In the meantime Winslow’s people at New Plymouth moved more quickly. With them fresh beaver territory was always a pressing necessity. Their very survival as a colony depended on their fur exports. They also sensed profit in taking sides with the Mohegans. Whereas the Massachusetts men cautiously avoided any complicating alliances with the Connecticut valley Indians, the Pilgrims in their desperate anxiety for pelts were quite willing, as usual, to involve themselves in inter-tribal disputes. In this case it led to most unhappy results for the traders, the farmers, and their families. Some have claimed that it was the genesis of the fierce war between the Pequots and the white men that exploded a few years later.

In any event, by early September of 1633 Captain William Holmes of New Plymouth, carrying a prefabricated house frame in “a great new bark,” was on his way up the Connecticut River. Undaunted by the Dutch fort and the Hollanders, who “threatened [him] hard, yet ... shot not,” Captain Holmes sailed past Fort Good Hope and erected his house above it at Windsor. There his people established a trading post that prospered at once on upriver furs at the expense of the Dutch traders below them. Strongly palisading this post, Holmes and his company then stood firm against a force of seventy Hollanders who were sent from New Amsterdam to eject them.

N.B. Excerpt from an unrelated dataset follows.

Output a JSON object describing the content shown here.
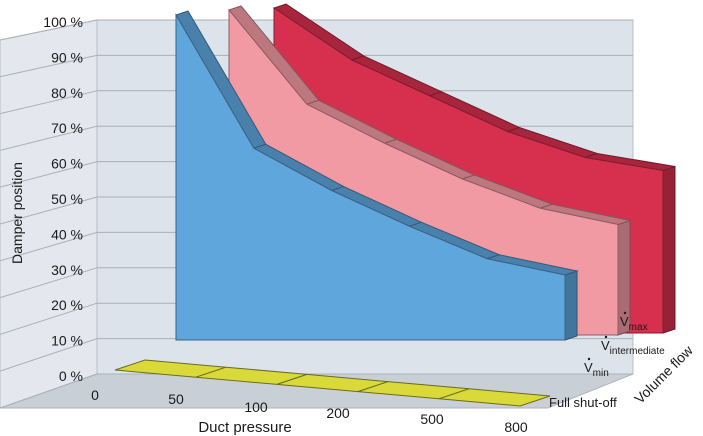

The Pilgrim coup was short-lived however. Competition from Boston had even more to do with this than Indian troubles, for in another three years a wholesale exodus from Massachusetts to the Connecticut was under way, over 800 people already having moved west to the fruitful valley. In the forefront of this migration were the fur traders, but farmers followed them to found Wethersfield and other towns. Invading Windsor, they swallowed up the small band of their Pilgrim brethren there.

The Puritans completely surrounded the isolated Dutch trading post at Hartford. But, although the New Englanders on the Connecticut at this time outnumbered the population of all New Netherland, they made no attempt to oust the garrison of Hollanders in their midst. Some twenty men, sent out by the younger Winthrop from Boston, did however take possession of the Dutch claims about the mouth of the Connecticut. There they tore down the arms of the States General which had been affixed to a tree and contemptuously engraved “a ridiculous face in their place.” When a Dutch sloop came from New Amsterdam to dislodge them, it was compelled to withdraw in the face of two cannon threateningly mounted ashore. The Boston men then went about constructing fortifications and buildings which they called Fort Saybrook.

After that the English had control of the river and, as they thought, easy access also to the beaver trade “of that so pleasant and commodious country of Erocoise before us.”

One Puritan merchant, William Pynchon, who was to found a great fortune in the Indian trade, now spearheaded the economic attack on New Netherland’s northern flank. Because of his relentless search for fur he did more than any other man to defeat the Dutch traders and to expand the frontiers of Massachusetts.

William Pynchon was one of the original company of twenty-seven grantees of Massachusetts. For their concession these adventurers were committed to pay the crown one-fifth of all the gold and silver ore found within the limits of the grant. Pynchon, however, wasn’t interested in ore. He was of a more practical bent of mind. He traded with the Indians near Boston from the start, supplying them with guns and ammunition in exchange for their beaver.

Although this trade in guns was carried on with the court’s approval, Pynchon was severely criticized for doing it, fined in fact. Annoyed about this, dissatisfied anyway with the dwindling fur trade about the bay, and not being particularly in sympathy with the rigid Calvinism of the church he had helped to found there, Pynchon’s eyes turned westward.

This keen-minded, resolute man was probably one of John Oldham’s financial backers when that extraordinary adventurer pioneered the Connecticut Path. Pynchon himself made a trip up the Connecticut River by shallop in 1635 and chose a location for a trading post near the Indian village of Agawam. Somewhat above the other river towns which were being laid out, this strategic site was relied upon to intercept most of the Indian trade from the north and west.

Early in 1636 Pynchon with his son-in-law, Henry Smith, led a group of traders overland to Agawam. They shipped their goods by water. For 18 fathoms of wampum, and 18 each of coats, hatchets, hoes and knives, with “two extra coats thrown in for good measure,” land was purchased from the Indians, and a trading settlement was established. It wasn’t too long before every one was calling this trading post Springfield, in honor of its founder’s home town in England.